Differential Entropy

//NOTE: This article is not finished yet and contains many errors. I am always ready to edit it.

Sources:

  1. Thomas M. Cover & Joy A. Thomas. (2006). Chapter 8. Differential Entropy. Elements of Information Theory (2nd ed., pp. 243-255). Wiley-Interscience.
  2. Fady Alajaji & Po-Ning Chen. (2018). Chapter 5. Differential Entropy and Gaussian Channels. An Introduction to Single-User Information Theory (1st ed., pp. 165-218). Springer.

Differential Entropy

Definition Let \(X\) be a random variable with cumulative distribution function \(F(x)=\operatorname{Pr}(X \leq x)\). If \(F(x)\) is continuous, the random variable is said to be continuous. Let \(f(x)=F^{\prime}(x)\) when the derivative is defined. If \(\int_{-\infty}^{\infty} f(x)=1, f(x)\) is called the probability density function for \(X\). The set where \(f(x)>0\) is called the support set of \(X\).

Definition The differential entropy \(h(X)\) of a continuous random variable \(X\) with density \(f(x)\) is defined as \[ h(X)=-\int_S f(x) \log f(x) d x \] where \(S\) is the support set of the random variable. As in the discrete case, the differential entropy depends only on the probability density of the random variable, and therefore the differential entropy is sometimes written as \(h(f)\) rather than \(h(X)\).
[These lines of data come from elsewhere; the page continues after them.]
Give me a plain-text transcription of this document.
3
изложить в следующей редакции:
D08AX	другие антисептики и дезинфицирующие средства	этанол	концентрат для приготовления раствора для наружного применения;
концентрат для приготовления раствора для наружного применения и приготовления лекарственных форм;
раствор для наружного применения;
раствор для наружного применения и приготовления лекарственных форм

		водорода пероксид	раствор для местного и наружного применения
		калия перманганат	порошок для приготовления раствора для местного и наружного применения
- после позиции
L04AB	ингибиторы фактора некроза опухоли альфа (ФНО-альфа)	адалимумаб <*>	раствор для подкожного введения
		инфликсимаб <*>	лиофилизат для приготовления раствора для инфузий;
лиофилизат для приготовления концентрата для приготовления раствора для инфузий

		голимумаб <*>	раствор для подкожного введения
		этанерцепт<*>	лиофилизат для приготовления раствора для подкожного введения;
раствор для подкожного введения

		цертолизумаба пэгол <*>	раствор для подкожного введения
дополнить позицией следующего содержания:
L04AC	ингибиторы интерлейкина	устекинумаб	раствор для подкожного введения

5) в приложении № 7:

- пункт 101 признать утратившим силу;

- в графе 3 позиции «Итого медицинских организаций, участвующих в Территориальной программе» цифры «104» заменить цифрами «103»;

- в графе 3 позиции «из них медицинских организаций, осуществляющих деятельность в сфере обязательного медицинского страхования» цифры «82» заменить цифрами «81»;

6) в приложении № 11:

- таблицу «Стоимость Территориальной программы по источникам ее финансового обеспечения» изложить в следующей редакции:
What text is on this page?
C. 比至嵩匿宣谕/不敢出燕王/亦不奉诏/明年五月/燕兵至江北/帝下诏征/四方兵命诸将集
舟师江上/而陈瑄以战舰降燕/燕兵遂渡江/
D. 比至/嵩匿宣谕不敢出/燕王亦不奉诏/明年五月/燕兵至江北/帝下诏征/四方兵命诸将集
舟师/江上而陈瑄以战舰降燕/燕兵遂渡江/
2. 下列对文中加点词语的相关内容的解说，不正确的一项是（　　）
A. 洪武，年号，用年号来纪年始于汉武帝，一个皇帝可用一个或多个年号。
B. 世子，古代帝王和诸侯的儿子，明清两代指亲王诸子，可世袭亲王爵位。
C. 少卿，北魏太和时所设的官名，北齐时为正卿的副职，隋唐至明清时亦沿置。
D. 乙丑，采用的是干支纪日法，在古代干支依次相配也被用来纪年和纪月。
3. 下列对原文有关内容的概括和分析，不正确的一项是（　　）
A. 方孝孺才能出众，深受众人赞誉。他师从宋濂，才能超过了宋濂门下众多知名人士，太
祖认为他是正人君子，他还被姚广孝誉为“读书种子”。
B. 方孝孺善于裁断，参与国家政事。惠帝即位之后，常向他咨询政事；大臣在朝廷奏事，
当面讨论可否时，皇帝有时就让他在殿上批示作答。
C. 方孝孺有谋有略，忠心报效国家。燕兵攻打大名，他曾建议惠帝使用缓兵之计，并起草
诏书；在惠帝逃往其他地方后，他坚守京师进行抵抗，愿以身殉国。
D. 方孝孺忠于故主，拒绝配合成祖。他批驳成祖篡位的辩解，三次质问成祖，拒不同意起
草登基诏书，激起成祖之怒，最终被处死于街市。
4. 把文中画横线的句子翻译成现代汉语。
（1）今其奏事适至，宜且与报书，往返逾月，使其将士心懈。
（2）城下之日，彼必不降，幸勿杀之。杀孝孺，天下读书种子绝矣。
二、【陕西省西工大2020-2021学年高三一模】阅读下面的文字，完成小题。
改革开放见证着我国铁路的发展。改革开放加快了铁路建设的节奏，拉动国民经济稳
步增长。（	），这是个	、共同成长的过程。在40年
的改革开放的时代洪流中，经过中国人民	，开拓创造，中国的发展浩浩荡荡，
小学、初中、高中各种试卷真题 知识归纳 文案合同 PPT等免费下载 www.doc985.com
Example: Uniform distribution

Example 8.1.1 (Uniform distribution) Consider a random variable distributed uniformly from 0 to \(a\) so that its density is \(1 / a\) from 0 to \(a\) and 0 elsewhere. Then its differential entropy is \[ h(X)=-\int_0^a \frac{1}{a} \log \frac{1}{a} d x=\log a . \]

Note: For \(a<1, \log a<0\), and the differential entropy is negative. Hence, unlike discrete entropy, differential entropy can be negative. However, \(2^{h(X)}=2^{\log a}=a\) is the volume of the support set, which is always nonnegative, as we expect.

Example: Normal distribution

Example 8.1.2 (Normal distribution) Let \(X \sim \phi(x)=\frac{1}{\sqrt{2 \pi \sigma^2}} e^{\frac{-x^2}{2 \sigma^2}}\). Then calculating the differential entropy in nats, we obtain \[ \begin{aligned} h(\phi) & =-\int \phi \ln \phi \\ & =-\int \phi(x)\left[-\frac{x^2}{2 \sigma^2}-\ln \sqrt{2 \pi \sigma^2}\right] \\ & =\frac{E X^2}{2 \sigma^2}+\frac{1}{2} \ln 2 \pi \sigma^2 \\ & =\frac{1}{2}+\frac{1}{2} \ln 2 \pi \sigma^2 \\ & =\frac{1}{2} \ln e+\frac{1}{2} \ln 2 \pi \sigma^2 \\ & =\frac{1}{2} \ln 2 \pi e \sigma^2 \quad \text { nats. } \end{aligned} \]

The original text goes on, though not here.